Z ulicy Wolności skręcamy w boczną uliczkę Chrobrego, mijamy PRL-owskie bloki osiedla "Irys" i dochodzimy do drugiego muralu, znajdującego się na ścianie kamienicy przy ulicy dr. Andrzeja Mielęckiego 29. Artysta sprytnie wykorzystał przybrudzone tynki budynku, które tworzą dymy z kominów. Mural przedstawia tramwaj nr 40, jadący do Katowic. Charakterystyczna forma pojazdu powinna być znana każdemu, kto w PRL żył w mieście, gdzie jeździły tramwaje. Ich producentem był chorzowski Konstal (dawniejsza fabryka wagonów powstała na terenie huty Królewskiej; obecnie - fabryka pojazdów szynowych Alstom).

Mural na kamienicy przy ul. dr. A. Mielęckiego 29. Autor: Karol Kobryń
Mural na kamienicy przy ul. dr. A. Mielęckiego 29. Autor: Karol Kobryń

Mural Trzeci - ul. Armii Krajowej 49

Mróz i padający śnieg znacznie przyspieszyły tempo naszego spaceru. Od muralu drugiego do trzeciego przeszliśmy bez zatrzymywania się. Zwróciłem tylko mojej grupie uwagę na stadion Ruchu Chorzów. Ten zasłużony klub (14-krotny mistrz Polski w piłce nożnej) jest ważny nie tylko dla fanów sportu. W momencie przejęcia przez niepodległą Polskę miasta Królewska Huta w 1922r  większość mieszkańców opowiadała się za Niemcami. Ruch Hajduki Wielkie, założony w 1920r., był od początku istnienia klubem polskim.
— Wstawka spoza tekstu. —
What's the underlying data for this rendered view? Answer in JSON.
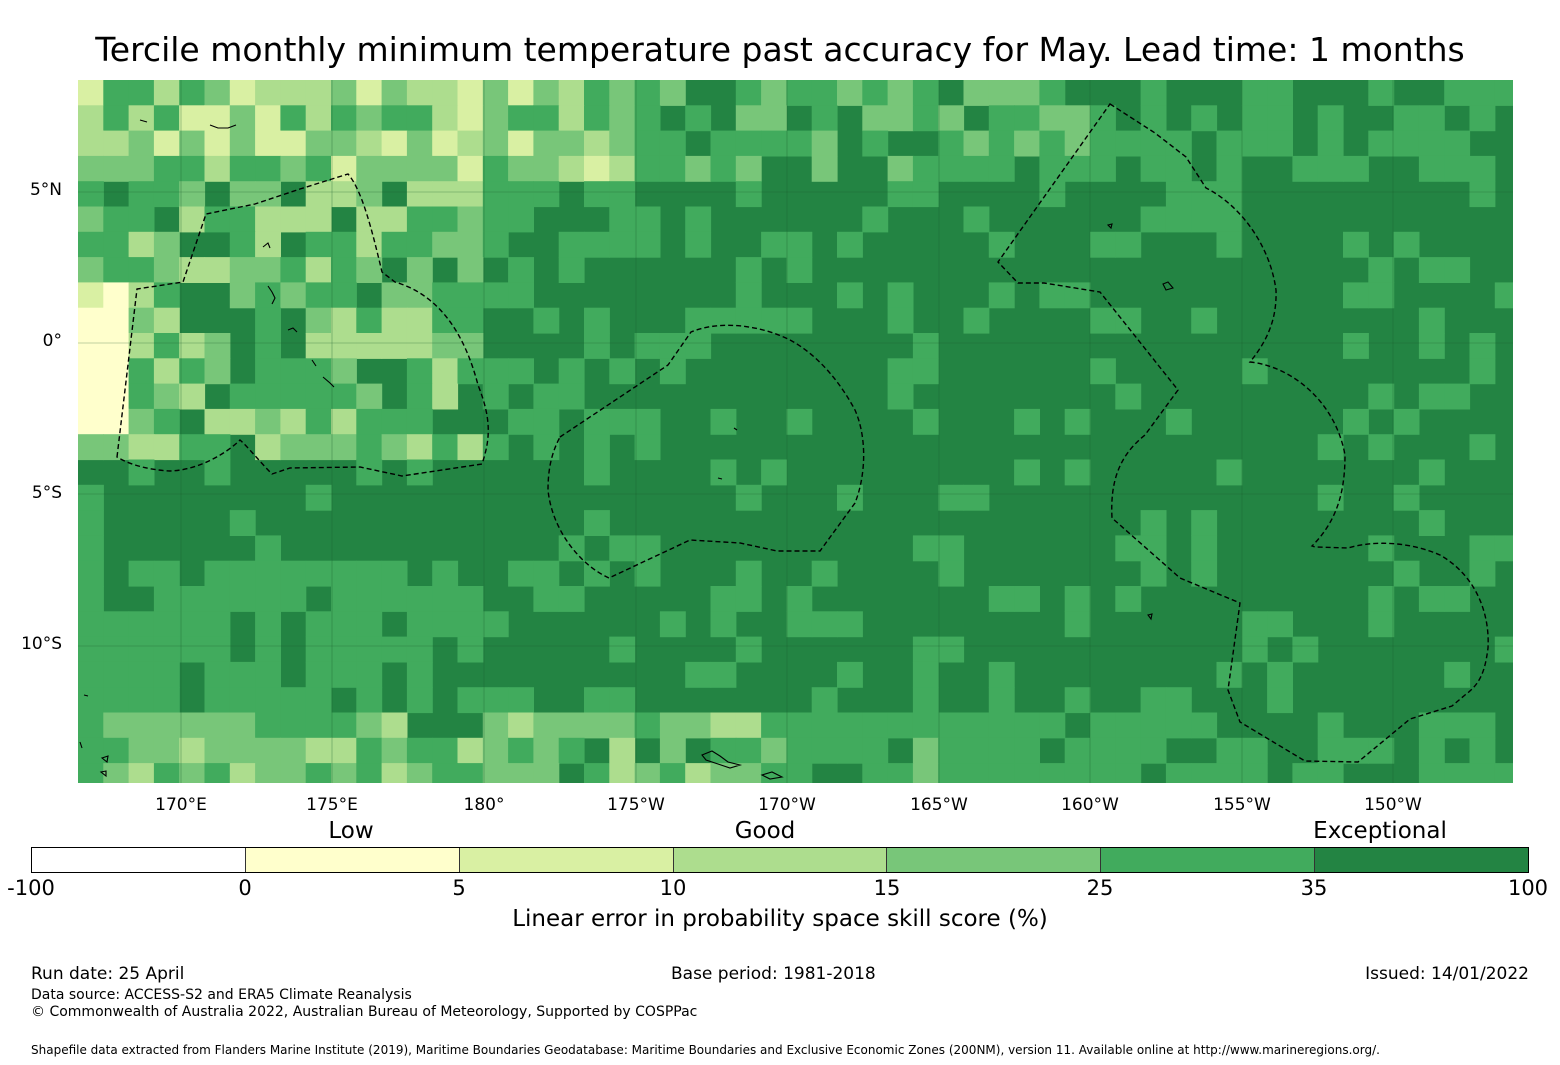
{
  "title": "Tercile monthly minimum temperature past accuracy for May. Lead time: 1 months",
  "map": {
    "lat_labels": [
      "5°N",
      "0°",
      "5°S",
      "10°S"
    ],
    "lon_labels": [
      "170°E",
      "175°E",
      "180°",
      "175°W",
      "170°W",
      "165°W",
      "160°W",
      "155°W",
      "150°W"
    ],
    "colors": {
      "lt0": "#ffffff",
      "c0_5": "#ffffcc",
      "c5_10": "#d9f0a3",
      "c10_15": "#addd8e",
      "c15_25": "#78c679",
      "c25_35": "#41ab5d",
      "c35_100": "#238443"
    }
  },
  "legend": {
    "levels": [
      "Low",
      "Good",
      "Exceptional"
    ],
    "ticks": [
      "-100",
      "0",
      "5",
      "10",
      "15",
      "25",
      "35",
      "100"
    ],
    "colors": [
      "#ffffff",
      "#ffffcc",
      "#d9f0a3",
      "#addd8e",
      "#78c679",
      "#41ab5d",
      "#238443"
    ],
    "label": "Linear error in probability space skill score (%)"
  },
  "footer": {
    "run_date": "Run date: 25 April",
    "base_period": "Base period: 1981-2018",
    "issued": "Issued: 14/01/2022",
    "data_source": "Data source: ACCESS-S2 and ERA5 Climate Reanalysis",
    "copyright": "© Commonwealth of Australia 2022, Australian Bureau of Meteorology, Supported by COSPPac",
    "shapefile": "Shapefile data extracted from Flanders Marine Institute (2019), Maritime Boundaries Geodatabase: Maritime Boundaries and Exclusive Economic Zones (200NM), version 11. Available online at http://www.marineregions.org/."
  }
}
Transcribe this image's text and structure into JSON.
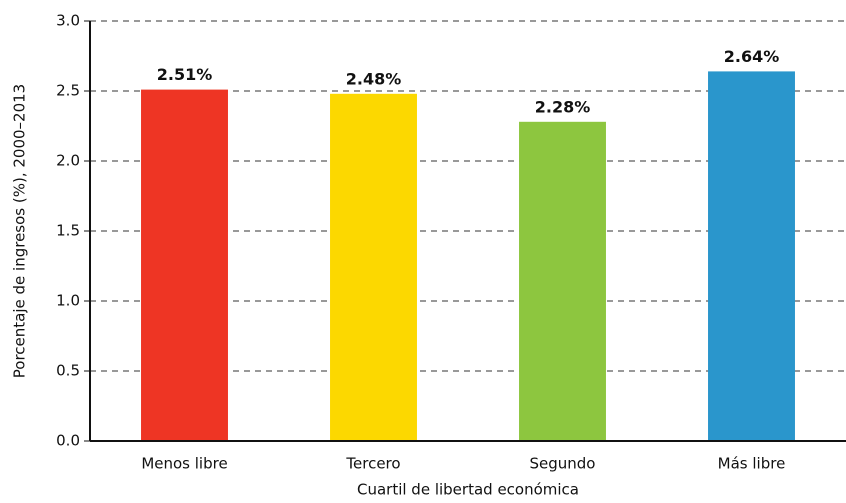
{
  "chart_data": {
    "type": "bar",
    "categories": [
      "Menos libre",
      "Tercero",
      "Segundo",
      "Más libre"
    ],
    "values": [
      2.51,
      2.48,
      2.28,
      2.64
    ],
    "value_labels": [
      "2.51%",
      "2.48%",
      "2.28%",
      "2.64%"
    ],
    "colors": [
      "#ee3524",
      "#fcd800",
      "#8dc63f",
      "#2a96cc"
    ],
    "ylabel": "Porcentaje de ingresos (%), 2000–2013",
    "xlabel": "Cuartil de libertad económica",
    "ylim": [
      0,
      3
    ],
    "yticks": [
      {
        "value": 0,
        "label": "0.0"
      },
      0.5,
      {
        "value": 1,
        "label": "1.0"
      },
      1.5,
      {
        "value": 2,
        "label": "2.0"
      },
      2.5,
      {
        "value": 3,
        "label": "3.0"
      }
    ],
    "grid": true
  }
}
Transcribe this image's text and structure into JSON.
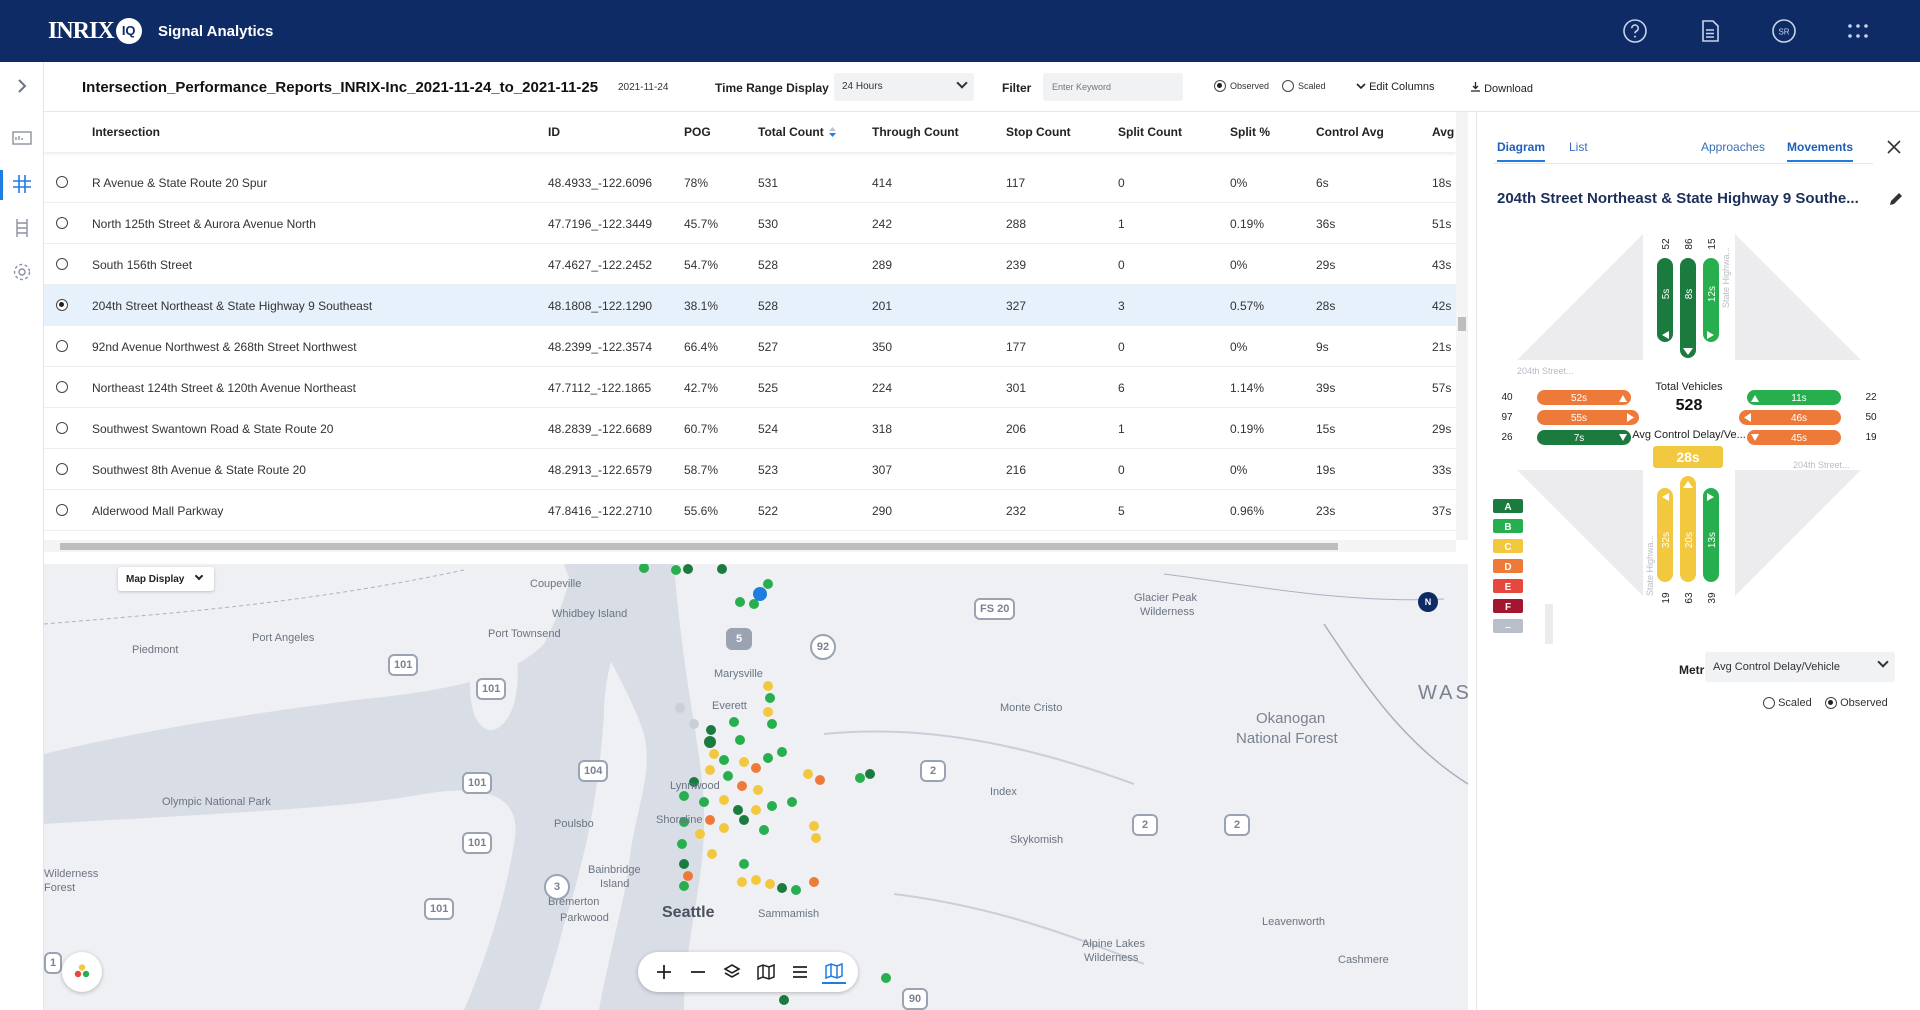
{
  "app": {
    "logo": "INRIX",
    "logo_badge": "IQ",
    "name": "Signal Analytics"
  },
  "toolbar": {
    "title": "Intersection_Performance_Reports_INRIX-Inc_2021-11-24_to_2021-11-25",
    "date": "2021-11-24",
    "time_range_label": "Time Range Display",
    "time_range_value": "24 Hours",
    "filter_label": "Filter",
    "filter_placeholder": "Enter Keyword",
    "observed_label": "Observed",
    "scaled_label": "Scaled",
    "edit_columns": "Edit Columns",
    "download": "Download"
  },
  "table": {
    "columns": [
      "Intersection",
      "ID",
      "POG",
      "Total Count",
      "Through Count",
      "Stop Count",
      "Split Count",
      "Split %",
      "Control Avg",
      "Avg"
    ],
    "rows": [
      {
        "name": "R Avenue & State Route 20 Spur",
        "id": "48.4933_-122.6096",
        "pog": "78%",
        "total": "531",
        "through": "414",
        "stop": "117",
        "split": "0",
        "split_pct": "0%",
        "control": "6s",
        "avg": "18s",
        "selected": false
      },
      {
        "name": "North 125th Street & Aurora Avenue North",
        "id": "47.7196_-122.3449",
        "pog": "45.7%",
        "total": "530",
        "through": "242",
        "stop": "288",
        "split": "1",
        "split_pct": "0.19%",
        "control": "36s",
        "avg": "51s",
        "selected": false
      },
      {
        "name": "South 156th Street",
        "id": "47.4627_-122.2452",
        "pog": "54.7%",
        "total": "528",
        "through": "289",
        "stop": "239",
        "split": "0",
        "split_pct": "0%",
        "control": "29s",
        "avg": "43s",
        "selected": false
      },
      {
        "name": "204th Street Northeast & State Highway 9 Southeast",
        "id": "48.1808_-122.1290",
        "pog": "38.1%",
        "total": "528",
        "through": "201",
        "stop": "327",
        "split": "3",
        "split_pct": "0.57%",
        "control": "28s",
        "avg": "42s",
        "selected": true
      },
      {
        "name": "92nd Avenue Northwest & 268th Street Northwest",
        "id": "48.2399_-122.3574",
        "pog": "66.4%",
        "total": "527",
        "through": "350",
        "stop": "177",
        "split": "0",
        "split_pct": "0%",
        "control": "9s",
        "avg": "21s",
        "selected": false
      },
      {
        "name": "Northeast 124th Street & 120th Avenue Northeast",
        "id": "47.7112_-122.1865",
        "pog": "42.7%",
        "total": "525",
        "through": "224",
        "stop": "301",
        "split": "6",
        "split_pct": "1.14%",
        "control": "39s",
        "avg": "57s",
        "selected": false
      },
      {
        "name": "Southwest Swantown Road & State Route 20",
        "id": "48.2839_-122.6689",
        "pog": "60.7%",
        "total": "524",
        "through": "318",
        "stop": "206",
        "split": "1",
        "split_pct": "0.19%",
        "control": "15s",
        "avg": "29s",
        "selected": false
      },
      {
        "name": "Southwest 8th Avenue & State Route 20",
        "id": "48.2913_-122.6579",
        "pog": "58.7%",
        "total": "523",
        "through": "307",
        "stop": "216",
        "split": "0",
        "split_pct": "0%",
        "control": "19s",
        "avg": "33s",
        "selected": false
      },
      {
        "name": "Alderwood Mall Parkway",
        "id": "47.8416_-122.2710",
        "pog": "55.6%",
        "total": "522",
        "through": "290",
        "stop": "232",
        "split": "5",
        "split_pct": "0.96%",
        "control": "23s",
        "avg": "37s",
        "selected": false
      }
    ]
  },
  "map": {
    "display_label": "Map Display",
    "compass": "N",
    "labels": [
      "Coupeville",
      "Whidbey Island",
      "Port Angeles",
      "Port Townsend",
      "Piedmont",
      "Marysville",
      "Everett",
      "Monte Cristo",
      "Glacier Peak",
      "Wilderness",
      "Olympic National Park",
      "Lynnwood",
      "Shoreline",
      "Poulsbo",
      "Index",
      "Skykomish",
      "Bainbridge",
      "Island",
      "Bremerton",
      "Parkwood",
      "Seattle",
      "Sammamish",
      "Leavenworth",
      "Alpine Lakes",
      "Wilderness",
      "Cashmere",
      "Wilderness",
      "Forest"
    ],
    "region_labels": [
      "Okanogan",
      "National Forest",
      "WAS"
    ],
    "shields": [
      "101",
      "101",
      "101",
      "101",
      "101",
      "104",
      "92",
      "5",
      "2",
      "2",
      "2",
      "3",
      "FS 20",
      "90",
      "1"
    ]
  },
  "panel": {
    "tabs": {
      "diagram": "Diagram",
      "list": "List",
      "approaches": "Approaches",
      "movements": "Movements"
    },
    "title": "204th Street Northeast & State Highway 9 Southe...",
    "street_nw": "204th Street...",
    "street_se": "204th Street...",
    "street_ne": "State Highwa...",
    "street_sw": "State Highwa...",
    "total_vehicles_label": "Total Vehicles",
    "total_vehicles": "528",
    "avg_delay_label": "Avg Control Delay/Ve...",
    "avg_delay": "28s",
    "north": {
      "counts": [
        "52",
        "86",
        "15"
      ],
      "delays": [
        "5s",
        "8s",
        "12s"
      ]
    },
    "south": {
      "counts": [
        "19",
        "63",
        "39"
      ],
      "delays": [
        "32s",
        "20s",
        "13s"
      ]
    },
    "west": {
      "counts": [
        "40",
        "97",
        "26"
      ],
      "delays": [
        "52s",
        "55s",
        "7s"
      ]
    },
    "east": {
      "counts": [
        "22",
        "50",
        "19"
      ],
      "delays": [
        "11s",
        "46s",
        "45s"
      ]
    },
    "grades": [
      "A",
      "B",
      "C",
      "D",
      "E",
      "F",
      "–"
    ],
    "metric_label": "Metric",
    "metric_value": "Avg Control Delay/Vehicle",
    "scaled_label": "Scaled",
    "observed_label": "Observed"
  },
  "colors": {
    "header": "#0f2b66",
    "accent": "#1f7ce0",
    "grade_a": "#1b7a3e",
    "grade_b": "#27ae4f",
    "grade_c": "#f2c83f",
    "grade_d": "#ee7a3a",
    "grade_e": "#e5493d",
    "grade_f": "#a3162f",
    "grade_na": "#b9bfc9"
  }
}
Mural na kamienicy przy ul. Armii Krajowej 49. Autor: Karol Kobryń
Mural na kamienicy przy ul. Armii Krajowej 49. Autor: Karol Kobryń

Trzeci mural przedstawia emblemat huty Batory, drugiej z chorzowskich hut. Powstała w 1873 roku pod nazwą „Bismarckhütte” na terenie wiejskiej gminy Hajduki. Jej znakiem firmowym była litera B w koronie. Po przejęciu Hajduk przez Polskę, Bismarck nie był najlepszym patronem huty. Aby jednak nie niszczyć historycznego znaku firmowego, hutę przemianowana na... Hutę Batory. Król - a więc korona jest, nazwisko na "B" - wszystko pasuje. Nazwa "Batory" zastąpiła gminę Hajduki Wielkie gdy te włączono to Chorzowa i tak dzisiaj mamy dzielnicę "Chorzów Batory" i stację PKP o tej nazwie.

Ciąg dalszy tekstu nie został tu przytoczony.